Partita persa invece per la squadra juniores del Montesarchio,
in provincia di Benevento, poiché “all’atto dell’assegnazione di un
calcio di rigore della squadra avversaria, un dirigente entrava in campo
portando via il pallone, affermando che fosse suo e non si dovesse più
giocare”. L’educazione, spesso, è rara anche nei protagonisti
principali, i giocatori, sebbene in alcuni casi qualche
segno di ravvedimento c’è: “Il calciatore – questo il rapporto del
direttore di gara – dopo essere stato espulso si rifiutava di
abbandonare il terreno di gioco, ingiuriando l’arbitro e cercando di
colpirlo con calci e pugni, non riuscendovi perché trattenuto dai
compagni. Dopo aver lasciato il campo e preso posto sugli spalti
continuava a ingiuriare e minacciare il direttore di gara. A fine
partita, introducendosi nello spogliatoio dell’arbitro lo pregava, con
fare gentile, di cancellare la sanzione e di non scrivere nulla
dell’accaduto”. Tre giornate di squalifica per lui: avrà avuto il suo peso il “fare gentile”.
Tre gare di squalifica anche per il calciatore Salvatore Pace,
del Senise, in Basilicata.
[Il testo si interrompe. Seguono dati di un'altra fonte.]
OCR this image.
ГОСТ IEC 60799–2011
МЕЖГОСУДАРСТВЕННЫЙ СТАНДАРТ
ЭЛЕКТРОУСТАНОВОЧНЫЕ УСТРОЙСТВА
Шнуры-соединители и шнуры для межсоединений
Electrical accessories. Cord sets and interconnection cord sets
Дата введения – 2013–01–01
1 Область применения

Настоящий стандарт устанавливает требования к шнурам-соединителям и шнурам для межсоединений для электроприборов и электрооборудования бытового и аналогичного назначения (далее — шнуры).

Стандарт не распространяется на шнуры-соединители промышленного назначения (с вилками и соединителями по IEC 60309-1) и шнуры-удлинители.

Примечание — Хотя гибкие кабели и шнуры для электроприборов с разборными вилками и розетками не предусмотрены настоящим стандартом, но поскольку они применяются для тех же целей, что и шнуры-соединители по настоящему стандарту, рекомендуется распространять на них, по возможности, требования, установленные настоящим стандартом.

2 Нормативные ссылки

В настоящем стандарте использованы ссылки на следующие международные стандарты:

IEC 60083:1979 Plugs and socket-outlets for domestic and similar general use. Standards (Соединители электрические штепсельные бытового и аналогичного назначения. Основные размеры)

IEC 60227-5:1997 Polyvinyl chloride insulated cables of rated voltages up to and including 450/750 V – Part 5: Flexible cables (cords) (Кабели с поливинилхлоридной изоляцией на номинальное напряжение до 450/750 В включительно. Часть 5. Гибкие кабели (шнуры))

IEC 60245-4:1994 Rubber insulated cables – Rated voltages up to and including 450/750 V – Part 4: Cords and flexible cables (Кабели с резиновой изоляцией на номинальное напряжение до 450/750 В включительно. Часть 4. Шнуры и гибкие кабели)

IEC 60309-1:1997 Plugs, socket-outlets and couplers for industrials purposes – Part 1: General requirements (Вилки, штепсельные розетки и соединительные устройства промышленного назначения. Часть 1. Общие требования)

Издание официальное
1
Cosa ha fatto? “Appoggiava la testa a quella
dell’arbitro, senza conseguenze”. Più lunga l’assenza dai campi di
gioco quando invece le conseguenze ci sono. Non solo per l’arbitro,
però, ma anche per gli strumenti del mestiere. In Toscana, ad esempio, a
un giocatore del River Pieve, Francesco Vecchi, il
giudice ha affibbiato due anni di squalifica, poiché “improvvisamente –
afferma la motivazione – lo colpiva violentemente all’avambraccio
facendogli cadere a terra il fischietto e lo calpestava con
rabbia”. Sette gare di squalifica invece per Alfonso Panico,
calciatore dei casertani del Teverola, poiché “a fine gara,
rivolgendosi al pubblico, abbassava i pantaloncini, mostrando le proprie
nudità in segno di scherno”. Tentava probabilmente di emulare Eric Cantona, invece, Fabio Aglione,
calciatore della Vis Capua, squalificato per tre partite “per essersi
aggrappato alla rete di recinzione e tentato di colpire con uno schiaffo
un tifoso ospite, reo di averlo insultato”.
Minacce, botte e
intemperanze non mancano nei campionati giovanili: anche in quei casi i
giudici hanno il loro bel da fare per comminare sanzioni a bambini, ai
loro allenatori spesso violenti nei confronti dei direttori di gara e
agli ultras, ovvero i genitori che si infiammano nel
vedere i figli all’opera. Se è chiaro che esiste un lato comico causato
dall’indisciplina nel calcio “pane e salame” è anche vero che è sottile
il confine tra comicità e tragedia: sono all’ordine del giorno vere e
proprie aggressioni agli arbitri, botte tra i tifosi, che sfociano in
eventi come la morte di Ermanno Licursi, dirigente di una squadra calabrese di terza categoria, ucciso in una rissa negli spogliatoi. Champion’s League
o Terza Categoria, Giovanissimi o Over 60 il calcio in Italia infiamma
troppo. E nemmeno la religione aiuta: una tremenda rissa ha macchiato
perfino la Clericus Cup, il torneo del Vaticano.